Tensor products in general topology?

Let $(X,\tau)$ and $(Y,\sigma)$ be topological spaces and let $(X\times Y,\tau\times\sigma)$ be the space with the box topology. Since I never heard of it I guess that there is no space $X\otimes Y$ with a bicontinuous (that is separately continuous here, not a homeomorphism) map $\mu$ such that if $f$ is bicontinuous then there exist an unique continuous map $\varphi$ making the diagram commute. $\require{AMScd}$ \begin{CD} X\times Y @>\mu>> X\otimes Y\\ @V f V V\# @VV \exists!\varphi V\\ Z @= Z \end{CD} How to prove that such a $X\otimes Y$ in general not exists?


The general notion of a "bimorphism" and the classifying tensor product has been studied in the paper

B. Banaschewski and E. Nelson. Tensor products and bimorphisms. Canad. Math. Bull, 19(4):385-402, 1976.

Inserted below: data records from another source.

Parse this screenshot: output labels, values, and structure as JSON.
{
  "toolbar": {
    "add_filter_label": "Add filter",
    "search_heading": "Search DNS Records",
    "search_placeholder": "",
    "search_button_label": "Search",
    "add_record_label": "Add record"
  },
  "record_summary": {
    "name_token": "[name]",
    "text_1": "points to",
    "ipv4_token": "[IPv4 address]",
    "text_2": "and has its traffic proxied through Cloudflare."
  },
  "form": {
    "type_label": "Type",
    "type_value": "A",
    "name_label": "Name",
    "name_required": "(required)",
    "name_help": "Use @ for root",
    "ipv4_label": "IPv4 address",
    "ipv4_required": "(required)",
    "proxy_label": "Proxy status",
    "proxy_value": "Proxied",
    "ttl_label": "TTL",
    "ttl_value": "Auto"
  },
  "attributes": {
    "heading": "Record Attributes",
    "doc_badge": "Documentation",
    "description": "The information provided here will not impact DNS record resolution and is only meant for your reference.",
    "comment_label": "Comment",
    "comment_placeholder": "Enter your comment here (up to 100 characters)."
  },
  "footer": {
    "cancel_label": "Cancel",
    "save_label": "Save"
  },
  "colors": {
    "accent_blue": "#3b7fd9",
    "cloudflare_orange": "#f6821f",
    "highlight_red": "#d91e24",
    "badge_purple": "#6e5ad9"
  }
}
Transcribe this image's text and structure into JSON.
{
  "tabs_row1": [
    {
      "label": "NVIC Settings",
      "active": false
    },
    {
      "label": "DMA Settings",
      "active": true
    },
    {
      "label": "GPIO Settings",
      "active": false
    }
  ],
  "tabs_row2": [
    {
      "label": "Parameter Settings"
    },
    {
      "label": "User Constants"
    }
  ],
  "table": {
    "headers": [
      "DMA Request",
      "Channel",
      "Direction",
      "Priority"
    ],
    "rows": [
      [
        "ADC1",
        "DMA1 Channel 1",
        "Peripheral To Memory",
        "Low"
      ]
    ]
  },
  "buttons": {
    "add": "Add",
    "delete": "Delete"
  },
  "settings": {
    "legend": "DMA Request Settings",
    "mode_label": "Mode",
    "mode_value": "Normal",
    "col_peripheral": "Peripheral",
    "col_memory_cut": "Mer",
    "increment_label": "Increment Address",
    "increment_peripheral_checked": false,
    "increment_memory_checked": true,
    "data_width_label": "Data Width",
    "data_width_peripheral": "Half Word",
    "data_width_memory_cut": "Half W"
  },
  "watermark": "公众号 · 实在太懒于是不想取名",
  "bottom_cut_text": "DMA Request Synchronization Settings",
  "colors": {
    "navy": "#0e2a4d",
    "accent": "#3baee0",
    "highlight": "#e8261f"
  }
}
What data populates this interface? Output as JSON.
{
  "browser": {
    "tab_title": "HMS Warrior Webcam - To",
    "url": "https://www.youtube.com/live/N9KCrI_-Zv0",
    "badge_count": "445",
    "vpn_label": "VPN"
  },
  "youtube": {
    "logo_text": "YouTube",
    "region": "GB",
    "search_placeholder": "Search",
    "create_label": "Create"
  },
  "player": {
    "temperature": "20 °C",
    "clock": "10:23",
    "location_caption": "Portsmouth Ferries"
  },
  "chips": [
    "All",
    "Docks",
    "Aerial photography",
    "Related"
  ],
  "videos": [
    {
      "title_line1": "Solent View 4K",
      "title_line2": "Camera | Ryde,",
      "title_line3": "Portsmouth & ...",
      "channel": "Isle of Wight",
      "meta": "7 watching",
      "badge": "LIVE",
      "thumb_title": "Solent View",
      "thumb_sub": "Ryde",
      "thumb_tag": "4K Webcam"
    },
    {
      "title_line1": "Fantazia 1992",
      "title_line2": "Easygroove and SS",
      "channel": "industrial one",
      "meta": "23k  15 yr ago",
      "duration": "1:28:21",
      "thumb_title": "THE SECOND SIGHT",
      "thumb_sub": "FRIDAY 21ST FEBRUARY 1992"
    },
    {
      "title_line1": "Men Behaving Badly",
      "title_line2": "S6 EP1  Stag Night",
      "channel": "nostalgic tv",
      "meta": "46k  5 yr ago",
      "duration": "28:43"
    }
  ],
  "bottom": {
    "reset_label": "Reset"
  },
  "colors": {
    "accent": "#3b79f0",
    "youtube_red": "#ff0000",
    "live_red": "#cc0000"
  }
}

It contains a general theorem which shows that tensor products "almost always" exist. In the case of topological spaces, the construction looks as follows:

First, consider the coproduct $P=\coprod_{x \in X} Y \sqcup \coprod_{y \in Y} X$. For each $x \in X$ we have an inclusion $i_x : Y \to P$. For each $y \in Y$ we have an inclusion $j_y : X \to P$. Define $X \otimes Y$ to be the quotient space $P/{\sim}$ where $i_x(y) \sim j_y(x)$. This obviously satisfies the required universal property. Notice that the underlying set of $X \otimes Y$ is just $\{(x,y) : x \in X, y \in Y\}$, and the topology looks as follows: A subset $U$ is open iff for every $x \in X$ the set $\{y \in Y : (x,y) \in U\}$ is open in $Y$ and for every $y \in Y$ the set $\{x \in X : (x,y) \in U\}$ is open in $X$.

If we apply this type of construction to the category of modules, we also obtain an alternative construction of the tensor product of modules (SE/291644).